Règle 9 : Protégez-vous de vos amis.
Les chercheurs essaieront souvent de collaborer avec leurs amis ou des personnes qui leur ressemblent. Trop souvent, dans le milieu universitaire, il existe une forme de corruption qui consiste à embaucher des personnes que nous connaissons déjà ou que nous pensons connaître. Mais il est faux de penser, par exemple, qu’être féministe vous fait vous sentir mieux en travaillant avec des féministes, ou qu’être un homme signifie être entouré d’autres hommes. Il est faux de penser qu’en tant que marxiste on devrait s’entourer de gauchistes, ou qu’en tant que conservateur on devrait s’entourer de traditionalistes. Il est faux de penser que vous devriez embaucher votre mari ou votre ami d’enfance pour faire un meilleur travail. Descartes n’a pas hésité à correspondre avec des femmes ou toute personne susceptible de contester ses propres opinions.

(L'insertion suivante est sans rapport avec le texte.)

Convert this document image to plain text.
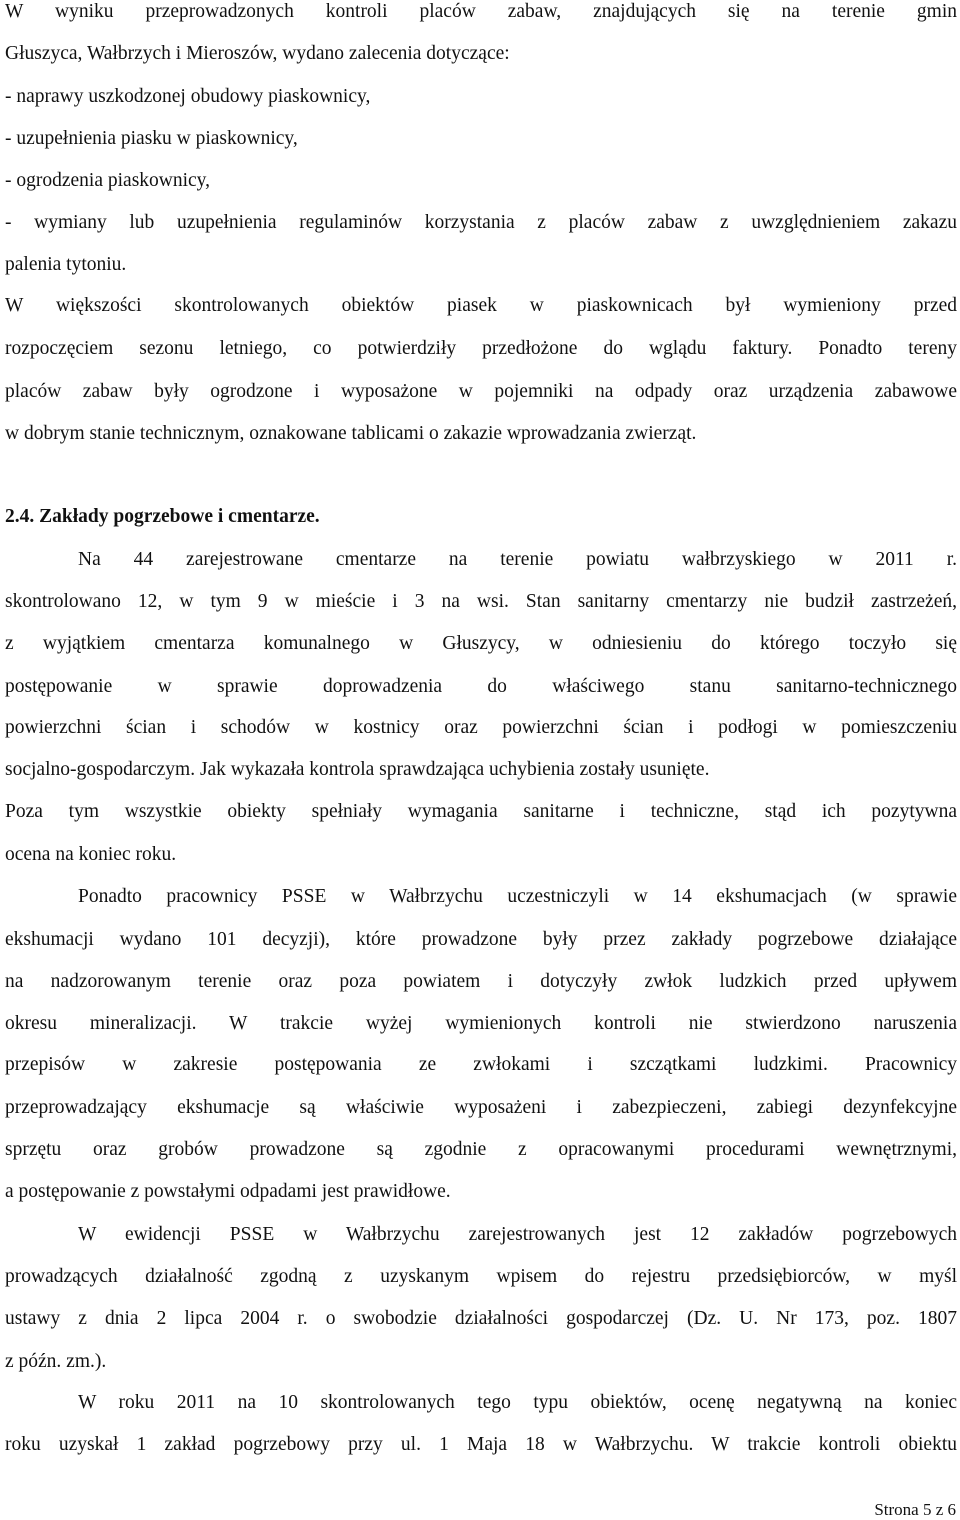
W wyniku przeprowadzonych kontroli placów zabaw, znajdujących się na terenie gmin
Głuszyca, Wałbrzych i Mieroszów, wydano zalecenia dotyczące:
- naprawy uszkodzonej obudowy piaskownicy,
- uzupełnienia piasku w piaskownicy,
- ogrodzenia piaskownicy,
- wymiany lub uzupełnienia regulaminów korzystania z placów zabaw z uwzględnieniem zakazu
palenia tytoniu.
W większości skontrolowanych obiektów piasek w piaskownicach był wymieniony przed
rozpoczęciem sezonu letniego, co potwierdziły przedłożone do wglądu faktury. Ponadto tereny
placów zabaw były ogrodzone i wyposażone w pojemniki na odpady oraz urządzenia zabawowe
w dobrym stanie technicznym, oznakowane tablicami o zakazie wprowadzania zwierząt.
2.4. Zakłady pogrzebowe i cmentarze.
Na 44 zarejestrowane cmentarze na terenie powiatu wałbrzyskiego w 2011 r.
skontrolowano 12, w tym 9 w mieście i 3 na wsi. Stan sanitarny cmentarzy nie budził zastrzeżeń,
z wyjątkiem cmentarza komunalnego w Głuszycy, w odniesieniu do którego toczyło się
postępowanie w sprawie doprowadzenia do właściwego stanu sanitarno-technicznego
powierzchni ścian i schodów w kostnicy oraz powierzchni ścian i podłogi w pomieszczeniu
socjalno-gospodarczym. Jak wykazała kontrola sprawdzająca uchybienia zostały usunięte.
Poza tym wszystkie obiekty spełniały wymagania sanitarne i techniczne, stąd ich pozytywna
ocena na koniec roku.
Ponadto pracownicy PSSE w Wałbrzychu uczestniczyli w 14 ekshumacjach (w sprawie
ekshumacji wydano 101 decyzji), które prowadzone były przez zakłady pogrzebowe działające
na nadzorowanym terenie oraz poza powiatem i dotyczyły zwłok ludzkich przed upływem
okresu mineralizacji. W trakcie wyżej wymienionych kontroli nie stwierdzono naruszenia
przepisów w zakresie postępowania ze zwłokami i szczątkami ludzkimi. Pracownicy
przeprowadzający ekshumacje są właściwie wyposażeni i zabezpieczeni, zabiegi dezynfekcyjne
sprzętu oraz grobów prowadzone są zgodnie z opracowanymi procedurami wewnętrznymi,
a postępowanie z powstałymi odpadami jest prawidłowe.
W ewidencji PSSE w Wałbrzychu zarejestrowanych jest 12 zakładów pogrzebowych
prowadzących działalność zgodną z uzyskanym wpisem do rejestru przedsiębiorców, w myśl
ustawy z dnia 2 lipca 2004 r. o swobodzie działalności gospodarczej (Dz. U. Nr 173, poz. 1807
z późn. zm.).
W roku 2011 na 10 skontrolowanych tego typu obiektów, ocenę negatywną na koniec
roku uzyskał 1 zakład pogrzebowy przy ul. 1 Maja 18 w Wałbrzychu. W trakcie kontroli obiektu
Strona 5 z 6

Règle 10 : Vous pouvez maintenant oublier ces règles.
Le but de cet article était de nous faire réfléchir à un environnement de recherche audacieux et créatif. Contrairement à Hans Ellegren de l’Académie royale des sciences de Suède, je ne pense pas qu’il y ait trop de chercheurs ou trop d’universités. Il n’y a jamais assez de scientifiques dans notre société. Chacun, d’une manière ou d’une autre, doit devenir chercheur, c’est-à-dire libre penseur et chercheur sur la santé philosophique de notre profession. Sommes-nous des héros luttant contre la corruption de l’esprit ? Quelle est notre orientation profonde et notre objectif ? Apportons-nous notre pensée critique et notre esprit créatif au travail ou les laissons-nous à la maison ? Aimons-nous la vérité même si c’est un être fluide, changeant souvent avec le temps et n’appartenant jamais à un groupe ou à un autre ?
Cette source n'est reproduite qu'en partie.